Updated 2026-03-08
FundedNext vs Blueberry Funded: Which Prop Firm Is Better?
Traders choosing between FundedNext and Blueberry Funded face a decision between an established multi-phase firm and a newer single-phase model. The core difference lies in evaluation structure: FundedNext requires traders to complete two phases with specific profit targets and trading day requirements, while Blueberry Funded eliminates these constraints entirely with no daily loss limits or minimum trading days. This comparison examines how each firm's rules, platform options, and restrictions align with different trading styles and experience levels.
Which Should You Choose?
FundedNext suits active traders who need platform flexibility and trade around news events. With support for seven trading platforms including MT4, MT5, cTrader, and TradingView, plus unrestricted news trading, it accommodates diverse strategies despite requiring 5 minimum trading days and maintaining 5% daily loss limits. The firm's 61,000 Trustpilot reviews and two-year track record provide reliability for traders willing to navigate a two-phase evaluation.
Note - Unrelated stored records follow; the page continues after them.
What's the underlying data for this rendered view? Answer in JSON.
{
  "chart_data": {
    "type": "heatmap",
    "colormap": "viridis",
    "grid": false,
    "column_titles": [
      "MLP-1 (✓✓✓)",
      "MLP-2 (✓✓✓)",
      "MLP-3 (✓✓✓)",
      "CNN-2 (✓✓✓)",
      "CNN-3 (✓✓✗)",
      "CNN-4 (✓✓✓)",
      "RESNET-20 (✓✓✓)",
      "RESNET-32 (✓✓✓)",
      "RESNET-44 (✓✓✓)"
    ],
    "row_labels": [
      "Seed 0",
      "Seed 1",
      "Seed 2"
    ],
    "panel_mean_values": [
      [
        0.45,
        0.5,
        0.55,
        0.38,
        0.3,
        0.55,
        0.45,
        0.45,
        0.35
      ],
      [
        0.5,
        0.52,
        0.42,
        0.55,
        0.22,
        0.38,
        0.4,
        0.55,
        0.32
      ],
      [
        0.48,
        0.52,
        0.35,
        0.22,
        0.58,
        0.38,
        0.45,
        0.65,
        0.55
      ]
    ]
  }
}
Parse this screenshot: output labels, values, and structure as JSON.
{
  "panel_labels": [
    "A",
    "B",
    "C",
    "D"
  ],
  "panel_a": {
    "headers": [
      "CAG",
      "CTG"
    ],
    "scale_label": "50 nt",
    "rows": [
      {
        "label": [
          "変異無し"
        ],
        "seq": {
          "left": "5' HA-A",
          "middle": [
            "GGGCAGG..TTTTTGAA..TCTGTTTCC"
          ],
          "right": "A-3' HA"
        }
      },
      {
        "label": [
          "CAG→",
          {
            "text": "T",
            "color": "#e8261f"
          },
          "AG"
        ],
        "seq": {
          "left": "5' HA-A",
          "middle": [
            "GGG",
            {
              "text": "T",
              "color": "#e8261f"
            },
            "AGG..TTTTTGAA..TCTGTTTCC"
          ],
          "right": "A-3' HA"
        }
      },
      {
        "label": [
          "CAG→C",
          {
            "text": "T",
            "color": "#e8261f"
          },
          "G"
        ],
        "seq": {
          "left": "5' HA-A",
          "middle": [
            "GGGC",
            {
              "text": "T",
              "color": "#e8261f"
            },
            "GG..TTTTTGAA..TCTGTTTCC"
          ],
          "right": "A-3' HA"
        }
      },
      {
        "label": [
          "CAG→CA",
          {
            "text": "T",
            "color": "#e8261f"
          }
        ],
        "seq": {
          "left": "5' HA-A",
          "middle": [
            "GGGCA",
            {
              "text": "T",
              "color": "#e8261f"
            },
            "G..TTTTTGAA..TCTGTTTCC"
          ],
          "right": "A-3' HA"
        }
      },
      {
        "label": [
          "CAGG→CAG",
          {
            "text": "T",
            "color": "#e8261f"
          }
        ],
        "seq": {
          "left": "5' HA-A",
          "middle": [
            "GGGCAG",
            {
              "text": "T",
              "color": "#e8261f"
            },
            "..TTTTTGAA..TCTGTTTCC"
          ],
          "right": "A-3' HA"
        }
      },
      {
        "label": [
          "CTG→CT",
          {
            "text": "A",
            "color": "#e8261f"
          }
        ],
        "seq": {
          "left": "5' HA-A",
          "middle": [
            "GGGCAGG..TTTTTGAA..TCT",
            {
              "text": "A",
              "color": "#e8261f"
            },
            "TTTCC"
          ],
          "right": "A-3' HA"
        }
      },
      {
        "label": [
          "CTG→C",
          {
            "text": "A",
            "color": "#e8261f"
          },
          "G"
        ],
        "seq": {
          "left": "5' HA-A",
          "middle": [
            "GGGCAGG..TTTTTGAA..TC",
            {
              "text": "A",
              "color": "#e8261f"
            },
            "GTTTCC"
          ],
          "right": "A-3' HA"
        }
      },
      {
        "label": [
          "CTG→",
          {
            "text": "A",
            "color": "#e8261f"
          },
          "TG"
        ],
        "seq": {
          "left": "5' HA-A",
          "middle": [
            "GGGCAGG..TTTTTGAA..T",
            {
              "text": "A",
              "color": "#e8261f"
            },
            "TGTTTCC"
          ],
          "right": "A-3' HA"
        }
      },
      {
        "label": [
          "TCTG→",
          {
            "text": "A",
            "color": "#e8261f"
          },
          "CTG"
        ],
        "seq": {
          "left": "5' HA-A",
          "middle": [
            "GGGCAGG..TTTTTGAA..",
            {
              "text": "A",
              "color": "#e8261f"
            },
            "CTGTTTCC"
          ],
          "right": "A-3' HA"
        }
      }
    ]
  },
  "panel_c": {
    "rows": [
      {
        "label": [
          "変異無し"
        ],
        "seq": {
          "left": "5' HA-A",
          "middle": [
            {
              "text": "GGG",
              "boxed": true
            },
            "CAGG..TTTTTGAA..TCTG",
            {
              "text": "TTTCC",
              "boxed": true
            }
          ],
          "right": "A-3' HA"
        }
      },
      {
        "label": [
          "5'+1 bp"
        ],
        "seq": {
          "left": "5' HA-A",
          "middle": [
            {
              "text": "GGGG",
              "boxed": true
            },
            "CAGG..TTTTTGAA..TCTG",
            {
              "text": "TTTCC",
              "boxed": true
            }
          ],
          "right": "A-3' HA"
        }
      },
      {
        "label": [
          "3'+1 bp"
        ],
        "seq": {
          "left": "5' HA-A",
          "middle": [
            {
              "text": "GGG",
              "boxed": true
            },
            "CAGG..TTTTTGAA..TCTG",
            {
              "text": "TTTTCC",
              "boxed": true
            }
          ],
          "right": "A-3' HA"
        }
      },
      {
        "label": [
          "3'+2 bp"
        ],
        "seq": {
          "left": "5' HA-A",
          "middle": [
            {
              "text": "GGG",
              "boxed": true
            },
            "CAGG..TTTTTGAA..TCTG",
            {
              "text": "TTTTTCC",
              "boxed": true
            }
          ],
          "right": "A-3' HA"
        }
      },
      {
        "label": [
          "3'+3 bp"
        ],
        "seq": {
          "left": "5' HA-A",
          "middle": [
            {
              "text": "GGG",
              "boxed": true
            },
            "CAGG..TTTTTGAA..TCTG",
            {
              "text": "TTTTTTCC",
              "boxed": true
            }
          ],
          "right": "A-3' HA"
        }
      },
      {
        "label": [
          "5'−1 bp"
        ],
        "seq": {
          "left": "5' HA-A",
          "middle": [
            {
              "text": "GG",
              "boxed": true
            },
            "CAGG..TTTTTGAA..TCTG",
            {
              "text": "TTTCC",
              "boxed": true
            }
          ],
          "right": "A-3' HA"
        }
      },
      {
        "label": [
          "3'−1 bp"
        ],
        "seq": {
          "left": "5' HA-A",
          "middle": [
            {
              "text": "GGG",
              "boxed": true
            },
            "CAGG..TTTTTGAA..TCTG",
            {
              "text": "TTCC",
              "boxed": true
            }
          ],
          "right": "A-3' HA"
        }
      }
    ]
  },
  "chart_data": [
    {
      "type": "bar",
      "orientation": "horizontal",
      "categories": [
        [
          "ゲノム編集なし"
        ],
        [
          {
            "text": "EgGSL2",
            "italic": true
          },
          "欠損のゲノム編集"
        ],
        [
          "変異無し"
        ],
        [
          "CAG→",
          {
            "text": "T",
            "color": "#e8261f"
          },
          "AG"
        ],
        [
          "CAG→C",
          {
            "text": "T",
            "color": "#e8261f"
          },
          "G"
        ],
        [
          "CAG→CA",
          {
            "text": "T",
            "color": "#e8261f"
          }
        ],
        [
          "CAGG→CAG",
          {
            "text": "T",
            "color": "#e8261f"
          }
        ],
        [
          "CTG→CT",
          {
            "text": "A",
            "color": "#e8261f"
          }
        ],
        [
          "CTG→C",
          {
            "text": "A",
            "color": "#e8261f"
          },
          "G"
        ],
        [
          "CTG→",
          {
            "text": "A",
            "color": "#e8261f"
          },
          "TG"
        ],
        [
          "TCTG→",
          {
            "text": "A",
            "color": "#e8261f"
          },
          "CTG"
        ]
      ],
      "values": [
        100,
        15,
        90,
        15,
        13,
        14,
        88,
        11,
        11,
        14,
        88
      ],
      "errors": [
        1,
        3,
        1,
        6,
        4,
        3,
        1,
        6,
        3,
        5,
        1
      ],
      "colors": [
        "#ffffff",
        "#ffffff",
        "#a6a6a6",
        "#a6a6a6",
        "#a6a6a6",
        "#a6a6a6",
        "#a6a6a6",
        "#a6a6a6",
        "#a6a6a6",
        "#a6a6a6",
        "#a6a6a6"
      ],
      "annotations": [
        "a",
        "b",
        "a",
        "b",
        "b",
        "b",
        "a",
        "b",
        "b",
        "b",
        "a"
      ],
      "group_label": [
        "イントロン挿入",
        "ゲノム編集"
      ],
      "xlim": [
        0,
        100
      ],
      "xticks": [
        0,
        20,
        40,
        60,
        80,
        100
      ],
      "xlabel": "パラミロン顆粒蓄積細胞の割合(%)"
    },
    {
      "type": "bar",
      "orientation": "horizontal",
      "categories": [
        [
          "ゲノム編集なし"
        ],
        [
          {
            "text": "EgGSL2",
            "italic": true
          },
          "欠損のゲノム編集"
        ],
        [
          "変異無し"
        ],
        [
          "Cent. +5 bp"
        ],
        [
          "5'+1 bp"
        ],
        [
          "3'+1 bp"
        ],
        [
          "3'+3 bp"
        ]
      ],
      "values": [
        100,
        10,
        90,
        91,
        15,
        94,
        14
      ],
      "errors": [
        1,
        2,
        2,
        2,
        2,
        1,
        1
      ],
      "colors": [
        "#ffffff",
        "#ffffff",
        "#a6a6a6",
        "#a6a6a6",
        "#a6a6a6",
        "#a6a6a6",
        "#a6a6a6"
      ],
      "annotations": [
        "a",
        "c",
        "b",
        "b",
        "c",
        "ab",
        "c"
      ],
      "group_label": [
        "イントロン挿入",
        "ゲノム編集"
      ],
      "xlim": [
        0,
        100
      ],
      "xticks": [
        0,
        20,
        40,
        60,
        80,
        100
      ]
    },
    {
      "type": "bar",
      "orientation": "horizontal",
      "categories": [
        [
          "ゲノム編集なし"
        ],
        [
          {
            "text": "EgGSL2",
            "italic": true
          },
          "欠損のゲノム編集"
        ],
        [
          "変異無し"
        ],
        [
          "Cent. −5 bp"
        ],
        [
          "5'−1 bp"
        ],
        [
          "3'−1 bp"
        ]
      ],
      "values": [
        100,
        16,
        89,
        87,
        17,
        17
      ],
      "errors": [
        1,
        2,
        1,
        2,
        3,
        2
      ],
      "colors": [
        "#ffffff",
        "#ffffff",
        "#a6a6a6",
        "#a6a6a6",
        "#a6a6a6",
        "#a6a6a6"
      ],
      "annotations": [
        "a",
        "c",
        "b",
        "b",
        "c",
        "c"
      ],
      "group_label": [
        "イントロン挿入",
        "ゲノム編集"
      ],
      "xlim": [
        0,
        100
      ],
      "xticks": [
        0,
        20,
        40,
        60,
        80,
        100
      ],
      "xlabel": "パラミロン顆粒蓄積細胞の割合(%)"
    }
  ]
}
Blueberry Funded better serves swing traders and those seeking maximum flexibility in risk management. The single-phase evaluation with no daily loss limits, minimum trading days, or profit targets removes common evaluation hurdles that trip up prop firm candidates. However, limited platform information and being founded in 2023 with only 500 reviews means less operational transparency.
For most traders, FundedNext offers the better overall package. Despite stricter evaluation rules, the platform variety, proven track record, and clear trading permissions outweigh Blueberry Funded's structural advantages, especially given the newer firm's limited available information about basic trading conditions.